As the effects of the pandemic and the Russia-Ukraine war recede in the rearview mirror, “inflation will moderate and we don’t need high, much higher, interest rates,” he said. “We don’t need to push the economy into recession to get that inflation [down].

“That feels like that’s what’s happening now: inflation has come in quite dramatically,” he continued. “All the trend lines look very good.” He noted that the employment rate hasn’t moved appreciably from 3.5% in the past 12 to 18 months.

This doesn’t mean that Zandi’s current recession outlook is rosy across the board.
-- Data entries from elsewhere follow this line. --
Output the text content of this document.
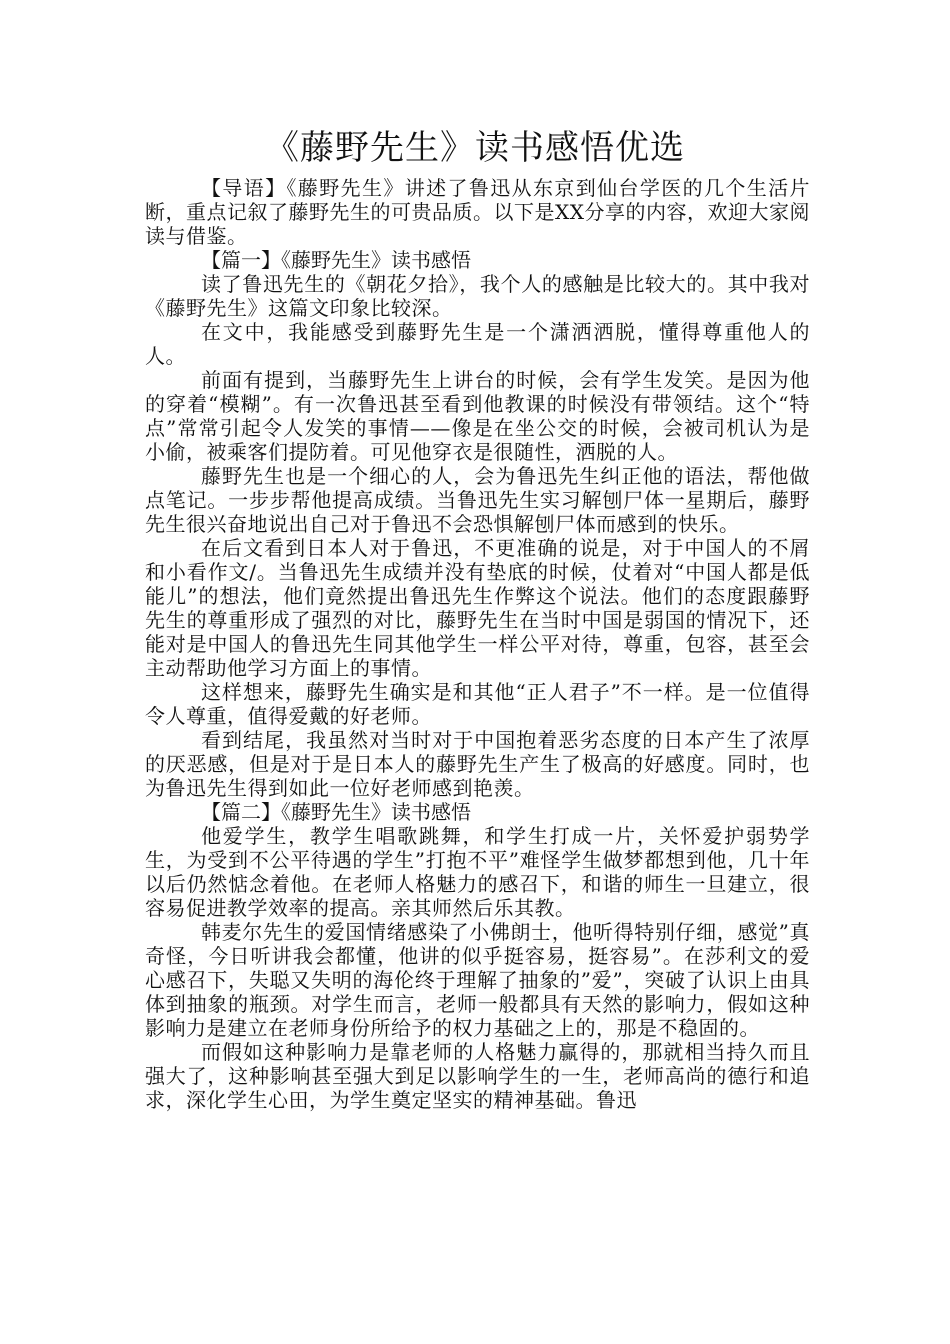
《藤野先生》读书感悟优选

【导语】《藤野先生》讲述了鲁迅从东京到仙台学医的几个生活片断，重点记叙了藤野先生的可贵品质。以下是XX分享的内容，欢迎大家阅读与借鉴。

【篇一】《藤野先生》读书感悟

读了鲁迅先生的《朝花夕拾》，我个人的感触是比较大的。其中我对《藤野先生》这篇文印象比较深。

在文中，我能感受到藤野先生是一个潇洒洒脱，懂得尊重他人的人。

前面有提到，当藤野先生上讲台的时候，会有学生发笑。是因为他的穿着“模糊”。有一次鲁迅甚至看到他教课的时候没有带领结。这个“特点”常常引起令人发笑的事情——像是在坐公交的时候，会被司机认为是小偷，被乘客们提防着。可见他穿衣是很随性，洒脱的人。

藤野先生也是一个细心的人，会为鲁迅先生纠正他的语法，帮他做点笔记。一步步帮他提高成绩。当鲁迅先生实习解刨尸体一星期后，藤野先生很兴奋地说出自己对于鲁迅不会恐惧解刨尸体而感到的快乐。

在后文看到日本人对于鲁迅，不更准确的说是，对于中国人的不屑和小看作文/。当鲁迅先生成绩并没有垫底的时候，仗着对“中国人都是低能儿”的想法，他们竟然提出鲁迅先生作弊这个说法。他们的态度跟藤野先生的尊重形成了强烈的对比，藤野先生在当时中国是弱国的情况下，还能对是中国人的鲁迅先生同其他学生一样公平对待，尊重，包容，甚至会主动帮助他学习方面上的事情。

这样想来，藤野先生确实是和其他“正人君子”不一样。是一位值得令人尊重，值得爱戴的好老师。

看到结尾，我虽然对当时对于中国抱着恶劣态度的日本产生了浓厚的厌恶感，但是对于是日本人的藤野先生产生了极高的好感度。同时，也为鲁迅先生得到如此一位好老师感到艳羡。

【篇二】《藤野先生》读书感悟

他爱学生，教学生唱歌跳舞，和学生打成一片，关怀爱护弱势学生，为受到不公平待遇的学生”打抱不平”难怪学生做梦都想到他，几十年以后仍然惦念着他。在老师人格魅力的感召下，和谐的师生一旦建立，很容易促进教学效率的提高。亲其师然后乐其教。

韩麦尔先生的爱国情绪感染了小佛朗士，他听得特别仔细，感觉”真奇怪，今日听讲我会都懂，他讲的似乎挺容易，挺容易”。在莎利文的爱心感召下，失聪又失明的海伦终于理解了抽象的”爱”，突破了认识上由具体到抽象的瓶颈。对学生而言，老师一般都具有天然的影响力，假如这种影响力是建立在老师身份所给予的权力基础之上的，那是不稳固的。

而假如这种影响力是靠老师的人格魅力赢得的，那就相当持久而且强大了，这种影响甚至强大到足以影响学生的一生，老师高尚的德行和追求，深化学生心田，为学生奠定坚实的精神基础。鲁迅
He pointed to the aggressive actions the Fed and other federal regulators had to take in March amid the regional banking crisis. “The reasons for why the banking system got into trouble haven’t gone away,” he said.

Zandi cited the yield curve inversion and the impact that’s had on banks’ operating environment. “I view that as a significant risk or threat to my optimism about the economy,” he said. “If they keep putting pressure on the system and they continue to raise rates and cause the curve to go even more inverted, at some point, they’re going to break something that they’re not going to be able to fix quickly. And we will go into recession.”

On a more positive note, Zandi looked to U.S. household debt, which he said was “very well insulated from this run-up in interest rates. Their so-called debt service burden, the proportion of their after-tax income that they must pay to remain current on that debt, is about at a 50-year low. And it’s not rising again because people have locked in those low rates,” largely in a refinancing wave that occurred before the Fed began raising rates.

“So that’s really been very helpful,” he said. “It’s also one of the biggest distinctions between our economy and everywhere else in the world.”

Zandi and Walker also discussed the labor market, the federal deficit and the implications of Fitch Ratings’ downgrade of U.S. debt, among other topics in an hour-long conversation. On-demand replays of the August 2 Walker Webcast are available on the series’ YouTube channel.